Soudain que Lindamor le vid, il feignit devant chacun de ne le cognoistre pas beaucoup, et luy demanda s’il avoit quelque affaire à luy. A quoy il luy repondit tout haut, qu’il le venoit supplier de representer à Amasis ses longs services, et le peu de moyen, qu’il avoit d’estre payé de ce qui luy estoit deu. Et en fin luy parlant plus bas, luy dit l’occasion de sa venue, et s’offrit à luy rendre tout le service qu’il luy plairoit.
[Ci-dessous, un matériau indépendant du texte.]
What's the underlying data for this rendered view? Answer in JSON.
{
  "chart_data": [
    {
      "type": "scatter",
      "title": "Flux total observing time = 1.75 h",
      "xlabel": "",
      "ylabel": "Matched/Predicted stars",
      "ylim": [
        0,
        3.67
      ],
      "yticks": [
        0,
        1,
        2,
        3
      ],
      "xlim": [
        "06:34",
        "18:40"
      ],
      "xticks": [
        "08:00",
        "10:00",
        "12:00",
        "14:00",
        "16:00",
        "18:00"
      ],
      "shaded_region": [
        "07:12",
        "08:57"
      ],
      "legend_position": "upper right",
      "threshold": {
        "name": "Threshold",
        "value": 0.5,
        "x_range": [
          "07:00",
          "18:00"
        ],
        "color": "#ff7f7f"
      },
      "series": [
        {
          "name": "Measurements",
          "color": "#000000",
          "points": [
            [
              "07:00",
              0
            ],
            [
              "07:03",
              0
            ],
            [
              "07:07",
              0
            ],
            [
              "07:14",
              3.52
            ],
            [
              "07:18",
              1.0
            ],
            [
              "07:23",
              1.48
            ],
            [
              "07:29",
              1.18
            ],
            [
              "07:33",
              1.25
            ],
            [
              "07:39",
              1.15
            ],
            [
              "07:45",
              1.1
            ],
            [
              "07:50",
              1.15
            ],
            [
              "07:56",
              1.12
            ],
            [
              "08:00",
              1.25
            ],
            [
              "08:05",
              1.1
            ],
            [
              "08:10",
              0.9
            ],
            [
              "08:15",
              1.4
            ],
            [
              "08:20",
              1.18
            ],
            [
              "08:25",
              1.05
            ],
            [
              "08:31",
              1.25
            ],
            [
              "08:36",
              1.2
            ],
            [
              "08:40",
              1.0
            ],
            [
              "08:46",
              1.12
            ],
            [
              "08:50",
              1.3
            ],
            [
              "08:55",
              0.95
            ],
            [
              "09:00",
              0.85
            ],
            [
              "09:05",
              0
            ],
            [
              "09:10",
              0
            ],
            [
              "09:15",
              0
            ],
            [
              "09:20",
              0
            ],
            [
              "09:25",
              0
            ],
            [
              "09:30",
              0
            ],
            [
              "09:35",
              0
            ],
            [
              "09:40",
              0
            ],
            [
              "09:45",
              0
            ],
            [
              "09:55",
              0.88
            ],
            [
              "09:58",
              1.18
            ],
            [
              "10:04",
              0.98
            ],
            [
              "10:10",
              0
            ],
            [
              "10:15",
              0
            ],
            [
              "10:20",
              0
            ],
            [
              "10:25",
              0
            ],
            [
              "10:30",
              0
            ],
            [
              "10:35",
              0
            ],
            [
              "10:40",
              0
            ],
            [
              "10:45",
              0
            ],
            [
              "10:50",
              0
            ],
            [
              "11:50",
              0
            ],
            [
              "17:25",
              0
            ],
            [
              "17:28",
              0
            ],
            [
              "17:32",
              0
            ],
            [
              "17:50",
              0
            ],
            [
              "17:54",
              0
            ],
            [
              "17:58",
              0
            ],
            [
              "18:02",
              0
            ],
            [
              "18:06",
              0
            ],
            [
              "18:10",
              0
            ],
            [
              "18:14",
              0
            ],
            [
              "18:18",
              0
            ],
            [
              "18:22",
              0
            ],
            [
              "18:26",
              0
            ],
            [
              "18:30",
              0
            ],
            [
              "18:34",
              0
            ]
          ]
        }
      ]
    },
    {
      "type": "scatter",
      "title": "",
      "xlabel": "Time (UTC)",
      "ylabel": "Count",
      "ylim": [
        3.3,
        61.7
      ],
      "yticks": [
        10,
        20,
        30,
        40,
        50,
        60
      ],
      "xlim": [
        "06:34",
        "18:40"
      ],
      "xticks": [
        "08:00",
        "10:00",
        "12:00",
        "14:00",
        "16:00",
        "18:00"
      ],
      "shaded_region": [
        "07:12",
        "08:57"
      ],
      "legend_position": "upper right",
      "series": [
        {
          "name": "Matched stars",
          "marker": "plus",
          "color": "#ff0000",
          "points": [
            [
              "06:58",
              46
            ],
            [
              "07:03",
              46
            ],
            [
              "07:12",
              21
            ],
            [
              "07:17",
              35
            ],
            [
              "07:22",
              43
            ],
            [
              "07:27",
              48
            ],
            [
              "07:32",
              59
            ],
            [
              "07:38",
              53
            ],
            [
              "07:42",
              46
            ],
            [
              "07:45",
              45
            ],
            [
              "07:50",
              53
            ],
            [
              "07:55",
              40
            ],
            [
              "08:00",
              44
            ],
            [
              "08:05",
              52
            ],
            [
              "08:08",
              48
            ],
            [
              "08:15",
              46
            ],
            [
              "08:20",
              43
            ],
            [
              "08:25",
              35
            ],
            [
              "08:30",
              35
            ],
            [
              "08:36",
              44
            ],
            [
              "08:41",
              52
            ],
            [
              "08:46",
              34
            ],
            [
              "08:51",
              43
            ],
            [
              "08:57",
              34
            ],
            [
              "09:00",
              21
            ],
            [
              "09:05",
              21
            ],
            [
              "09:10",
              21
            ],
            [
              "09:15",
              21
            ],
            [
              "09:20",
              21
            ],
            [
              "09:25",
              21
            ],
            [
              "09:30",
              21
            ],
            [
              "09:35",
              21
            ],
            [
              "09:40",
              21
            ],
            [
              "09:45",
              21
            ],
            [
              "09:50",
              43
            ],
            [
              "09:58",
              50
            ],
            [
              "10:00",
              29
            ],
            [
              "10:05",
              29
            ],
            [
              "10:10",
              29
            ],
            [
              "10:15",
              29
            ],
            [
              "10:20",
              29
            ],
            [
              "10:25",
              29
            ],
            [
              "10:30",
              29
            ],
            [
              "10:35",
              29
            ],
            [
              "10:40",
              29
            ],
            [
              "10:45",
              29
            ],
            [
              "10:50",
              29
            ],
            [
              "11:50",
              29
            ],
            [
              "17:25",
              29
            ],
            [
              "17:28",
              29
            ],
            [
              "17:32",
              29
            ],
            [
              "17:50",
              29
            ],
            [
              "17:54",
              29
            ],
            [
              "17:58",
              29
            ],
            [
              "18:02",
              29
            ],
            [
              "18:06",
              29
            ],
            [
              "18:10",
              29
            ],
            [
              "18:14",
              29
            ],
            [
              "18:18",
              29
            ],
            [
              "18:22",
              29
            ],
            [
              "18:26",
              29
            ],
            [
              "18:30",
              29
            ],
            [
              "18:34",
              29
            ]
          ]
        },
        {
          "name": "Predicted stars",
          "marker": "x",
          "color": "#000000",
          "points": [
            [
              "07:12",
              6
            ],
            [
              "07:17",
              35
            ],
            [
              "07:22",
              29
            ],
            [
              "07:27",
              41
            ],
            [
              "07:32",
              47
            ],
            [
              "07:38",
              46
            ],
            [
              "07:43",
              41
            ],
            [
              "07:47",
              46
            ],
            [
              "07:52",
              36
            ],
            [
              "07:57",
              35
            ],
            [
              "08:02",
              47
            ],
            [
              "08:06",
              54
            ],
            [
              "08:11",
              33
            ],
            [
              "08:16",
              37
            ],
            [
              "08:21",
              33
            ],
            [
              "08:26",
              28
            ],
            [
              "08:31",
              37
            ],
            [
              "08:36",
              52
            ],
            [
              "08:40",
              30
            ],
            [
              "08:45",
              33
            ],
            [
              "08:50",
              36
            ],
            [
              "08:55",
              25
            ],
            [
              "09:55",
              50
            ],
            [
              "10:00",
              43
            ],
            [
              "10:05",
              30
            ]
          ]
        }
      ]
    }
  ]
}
Lindamor le remercia et luy ayant briefvement fait entendre ce qu’il avoit à faire, il jugea la chose si aisée qu’il n’en fit point de difficulté. Dés lors, comme je vous ay dit, quand Lindamor vouloit escrire, Fleurial faisoit semblant de presenter une requeste à la nymphe, et quand elle faisoit response, elle la luy rendoit avec le decret tel qu’elle l’avoit peu obtenir d’Amasis. Et parce que d’ordinaire ces vieux serviteurs ont tousjours quelque chose à demander, cestuy-cy n’avoit pas faute de sujet, pour luy presenter à toute heure de nouvelles requestes, qui obtenoient le plus souvent des responses advantageuses outre son esperance mesme.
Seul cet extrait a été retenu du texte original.